We know that there may be many solutions in integer, but if we are limited to the four choices, we can figure it as follows:
\(\dfrac{P+2}{Q+2}=\dfrac{1}{2}=\dfrac{2}{4}=\dfrac{3}{6}=...\), then
\(\dfrac{P}{Q}=\{\dfrac{-1}{0}or=\dfrac{0}{2} or=\dfrac{1}{4}=...\}\)
which means P+Q=5

Answer 41

yes that kind of thing i was looking for

Answer 42

@Kainui
I am still intrigued by the statement: " the first equation is not completely useless."
I have the impression that if P,Q,R,S \(\in\) Z, then the second equation implies the first, so the first is superfluous...
I wonder...

Answer 43

Yeah, it's sort of weird to have that first equation there, I don't see how that is at all useful. The only reason that it might be useful is that it means P is not equal to -1 maybe?
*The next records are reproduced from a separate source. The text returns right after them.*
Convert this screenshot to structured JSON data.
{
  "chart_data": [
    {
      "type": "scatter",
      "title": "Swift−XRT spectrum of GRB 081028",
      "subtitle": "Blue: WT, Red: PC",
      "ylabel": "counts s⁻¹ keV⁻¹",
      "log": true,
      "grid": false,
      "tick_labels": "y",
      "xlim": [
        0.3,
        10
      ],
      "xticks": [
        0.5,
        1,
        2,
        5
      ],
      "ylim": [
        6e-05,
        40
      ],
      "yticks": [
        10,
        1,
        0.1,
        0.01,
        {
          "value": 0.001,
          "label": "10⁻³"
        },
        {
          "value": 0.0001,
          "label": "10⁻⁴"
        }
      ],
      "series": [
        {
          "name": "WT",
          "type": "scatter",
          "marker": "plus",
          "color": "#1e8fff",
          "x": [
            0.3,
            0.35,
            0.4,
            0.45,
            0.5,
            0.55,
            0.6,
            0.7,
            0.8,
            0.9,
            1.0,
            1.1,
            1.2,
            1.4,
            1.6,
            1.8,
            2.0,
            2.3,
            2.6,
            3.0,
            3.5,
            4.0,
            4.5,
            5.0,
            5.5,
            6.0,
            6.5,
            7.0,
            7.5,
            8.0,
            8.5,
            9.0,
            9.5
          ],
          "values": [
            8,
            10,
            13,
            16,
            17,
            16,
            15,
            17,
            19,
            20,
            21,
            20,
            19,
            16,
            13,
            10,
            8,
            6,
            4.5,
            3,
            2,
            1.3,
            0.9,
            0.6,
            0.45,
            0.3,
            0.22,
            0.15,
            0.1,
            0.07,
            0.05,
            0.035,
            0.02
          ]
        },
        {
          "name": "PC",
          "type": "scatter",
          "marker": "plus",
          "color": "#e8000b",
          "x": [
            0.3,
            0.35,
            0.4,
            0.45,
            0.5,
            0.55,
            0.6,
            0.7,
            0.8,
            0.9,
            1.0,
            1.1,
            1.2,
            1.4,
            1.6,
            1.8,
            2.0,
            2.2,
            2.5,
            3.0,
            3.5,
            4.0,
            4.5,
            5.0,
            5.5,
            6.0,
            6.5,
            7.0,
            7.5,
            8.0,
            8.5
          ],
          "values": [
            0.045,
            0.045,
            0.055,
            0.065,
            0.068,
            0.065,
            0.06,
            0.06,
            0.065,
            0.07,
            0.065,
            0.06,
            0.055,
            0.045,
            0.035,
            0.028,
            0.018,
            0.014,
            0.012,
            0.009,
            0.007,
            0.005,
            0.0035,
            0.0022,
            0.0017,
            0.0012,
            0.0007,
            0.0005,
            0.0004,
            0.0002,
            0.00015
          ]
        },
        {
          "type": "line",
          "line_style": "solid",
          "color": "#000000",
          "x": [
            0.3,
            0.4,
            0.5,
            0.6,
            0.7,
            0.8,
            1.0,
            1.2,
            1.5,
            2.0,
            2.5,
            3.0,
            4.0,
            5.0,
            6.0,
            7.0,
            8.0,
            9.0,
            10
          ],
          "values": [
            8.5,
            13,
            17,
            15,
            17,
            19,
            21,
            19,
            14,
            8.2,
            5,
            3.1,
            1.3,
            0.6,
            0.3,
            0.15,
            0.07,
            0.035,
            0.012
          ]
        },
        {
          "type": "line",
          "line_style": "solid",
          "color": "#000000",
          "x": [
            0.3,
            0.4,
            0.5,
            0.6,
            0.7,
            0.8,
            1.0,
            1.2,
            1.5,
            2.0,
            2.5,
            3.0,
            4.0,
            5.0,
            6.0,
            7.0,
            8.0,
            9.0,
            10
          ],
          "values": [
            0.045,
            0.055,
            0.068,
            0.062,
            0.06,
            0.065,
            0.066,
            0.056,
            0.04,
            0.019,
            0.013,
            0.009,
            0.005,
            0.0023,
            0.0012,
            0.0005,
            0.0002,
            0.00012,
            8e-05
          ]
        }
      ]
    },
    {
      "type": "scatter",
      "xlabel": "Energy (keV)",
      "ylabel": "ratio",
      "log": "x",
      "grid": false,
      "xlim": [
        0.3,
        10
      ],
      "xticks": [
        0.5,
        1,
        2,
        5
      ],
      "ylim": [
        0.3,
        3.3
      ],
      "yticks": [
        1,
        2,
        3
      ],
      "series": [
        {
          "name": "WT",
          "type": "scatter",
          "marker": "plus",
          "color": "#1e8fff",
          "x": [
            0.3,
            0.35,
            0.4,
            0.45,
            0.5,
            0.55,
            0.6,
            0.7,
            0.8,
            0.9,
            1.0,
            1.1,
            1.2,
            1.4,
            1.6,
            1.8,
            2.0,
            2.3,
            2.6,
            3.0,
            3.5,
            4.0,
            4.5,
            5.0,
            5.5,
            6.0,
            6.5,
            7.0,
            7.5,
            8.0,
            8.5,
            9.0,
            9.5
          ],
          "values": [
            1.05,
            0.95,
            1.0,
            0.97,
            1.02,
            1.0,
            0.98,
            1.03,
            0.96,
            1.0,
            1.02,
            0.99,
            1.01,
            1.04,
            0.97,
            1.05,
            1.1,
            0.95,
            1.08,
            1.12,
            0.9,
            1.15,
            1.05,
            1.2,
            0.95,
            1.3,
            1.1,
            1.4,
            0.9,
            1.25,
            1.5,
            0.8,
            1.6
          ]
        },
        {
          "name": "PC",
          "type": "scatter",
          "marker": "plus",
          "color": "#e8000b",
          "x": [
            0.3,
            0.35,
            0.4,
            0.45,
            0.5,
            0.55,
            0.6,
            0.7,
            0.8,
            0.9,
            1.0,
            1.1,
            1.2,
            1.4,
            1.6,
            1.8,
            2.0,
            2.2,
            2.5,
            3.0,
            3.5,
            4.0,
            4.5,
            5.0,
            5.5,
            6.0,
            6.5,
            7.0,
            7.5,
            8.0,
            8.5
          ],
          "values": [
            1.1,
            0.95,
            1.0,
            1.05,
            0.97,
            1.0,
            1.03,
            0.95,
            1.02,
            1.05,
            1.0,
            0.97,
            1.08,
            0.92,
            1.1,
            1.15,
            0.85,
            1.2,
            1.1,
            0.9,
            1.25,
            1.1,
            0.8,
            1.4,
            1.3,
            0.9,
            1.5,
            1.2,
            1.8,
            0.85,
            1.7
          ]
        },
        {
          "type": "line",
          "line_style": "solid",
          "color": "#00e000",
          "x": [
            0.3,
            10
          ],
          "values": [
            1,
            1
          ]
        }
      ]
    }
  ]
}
But we already know from the second equation that P+2 and Q+2 are both positive from looking at the answer choices.

Answer 44

:)

Answer 45

@Kainui Thx! :)

Answer 46

\[P+Q \equiv 2 \pmod {3}\]

Answer 47

Q=2(P+1)
P+Q=3P+2 :O

Answer 48

thats the general solution for given equations

Answer 49

*diophantine equations

Answer 50

yeah so least one is 5 >.<

Answer 51

Oh yes it has to be P+Q = 3P+2